Nearly 350 IgG-based therapeutics are approved for clinical use or are under development for many diseases lacking adequate treatment options. These include molecularly engineered biologicals comprising the IgG Fc-domain fused to various effector molecules (so-called Fc-fusion proteins) that confer the advantages of IgG, including binding to the neonatal Fc receptor (FcRn) to facilitate in vivo stability, and the therapeutic benefit of the specific effector functions. Advances in IgG structure-function relationships and an understanding of FcRn biology have provided therapeutic opportunities for previously unapproachable diseases. This article discusses approved Fc-fusion therapeutics, novel Fc-fusion proteins and FcRn-dependent delivery approaches in development, and how engineering of the FcRn–Fc interaction can generate longer-lasting and more effective therapeutics.

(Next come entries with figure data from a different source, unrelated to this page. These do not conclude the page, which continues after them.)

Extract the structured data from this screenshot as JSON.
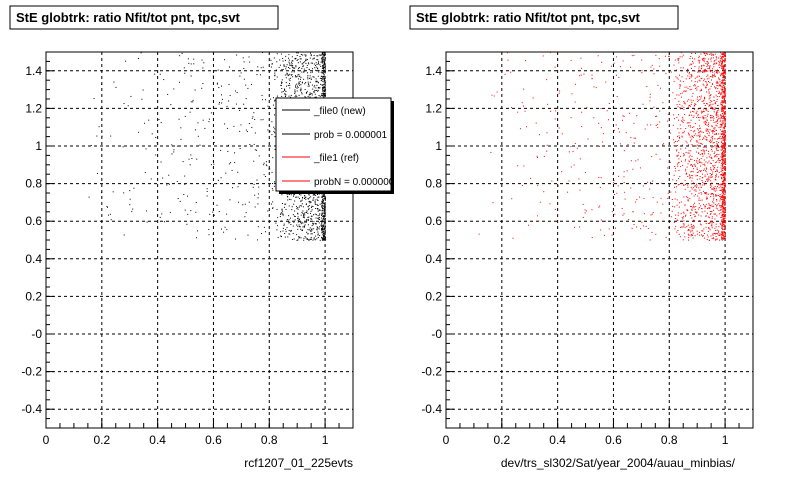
{
  "colors": {
    "background": "#ffffff",
    "new_series": "#000000",
    "ref_series": "#ff0000",
    "grid": "#000000"
  },
  "footer": {
    "text": ""
  },
  "chart_data": [
    {
      "type": "scatter",
      "title": "StE globtrk: ratio Nfit/tot pnt, tpc,svt",
      "xlabel": "rcf1207_01_225evts",
      "ylabel": "",
      "xlim": [
        0,
        1.1
      ],
      "ylim": [
        -0.5,
        1.5
      ],
      "xticks": [
        "0",
        "0.2",
        "0.4",
        "0.6",
        "0.8",
        "1"
      ],
      "xtick_values": [
        0,
        0.2,
        0.4,
        0.6,
        0.8,
        1
      ],
      "yticks": [
        "-0.4",
        "-0.2",
        "-0",
        "0.2",
        "0.4",
        "0.6",
        "0.8",
        "1",
        "1.2",
        "1.4"
      ],
      "ytick_values": [
        -0.4,
        -0.2,
        0,
        0.2,
        0.4,
        0.6,
        0.8,
        1,
        1.2,
        1.4
      ],
      "grid": true,
      "series": [
        {
          "name": "_file0 (new)",
          "color": "#000000",
          "description_points": "dense band near x=1 (0.98-1.0), y from 0.5 to 1.5; scattered points for x in 0.1-0.95, y 0.5-1.5"
        }
      ],
      "legend": {
        "position": "top-right",
        "entries": [
          {
            "label": "_file0 (new)",
            "color": "#000000"
          },
          {
            "label": "prob = 0.000001",
            "color": "#000000"
          },
          {
            "label": "_file1 (ref)",
            "color": "#ff0000"
          },
          {
            "label": "probN = 0.000000",
            "color": "#ff0000"
          }
        ]
      }
    },
    {
      "type": "scatter",
      "title": "StE globtrk: ratio Nfit/tot pnt, tpc,svt",
      "xlabel": "dev/trs_sl302/Sat/year_2004/auau_minbias/",
      "ylabel": "",
      "xlim": [
        0,
        1.1
      ],
      "ylim": [
        -0.5,
        1.5
      ],
      "xticks": [
        "0",
        "0.2",
        "0.4",
        "0.6",
        "0.8",
        "1"
      ],
      "xtick_values": [
        0,
        0.2,
        0.4,
        0.6,
        0.8,
        1
      ],
      "yticks": [
        "-0.4",
        "-0.2",
        "-0",
        "0.2",
        "0.4",
        "0.6",
        "0.8",
        "1",
        "1.2",
        "1.4"
      ],
      "ytick_values": [
        -0.4,
        -0.2,
        0,
        0.2,
        0.4,
        0.6,
        0.8,
        1,
        1.2,
        1.4
      ],
      "grid": true,
      "series": [
        {
          "name": "_file1 (ref)",
          "color": "#ff0000"
        }
      ]
    }
  ]
}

近 350 种基于 IgG 的疗法被批准用于临床或正在开发中，用于治疗许多缺乏足够治疗选择的疾病。其中包括分子工程生物制品，其中包含与各种效应分子（所谓的 Fc 融合蛋白）融合的 IgG Fc 结构域，赋予 IgG 的优点，包括与新生儿 Fc 受体 (FcRn) 结合以促进体内稳定性，以及特定效应器功能的治疗益处。 IgG 结构-功能关系的进展和对 FcRn 生物学的了解为以前无法​​解决的疾病提供了治疗机会。本文讨论了已批准的 Fc 融合疗法、新型 Fc 融合蛋白和正在开发的 FcRn 依赖性递送方法，以及 FcRn-Fc 相互作用的工程如何产生更持久和更有效的疗法。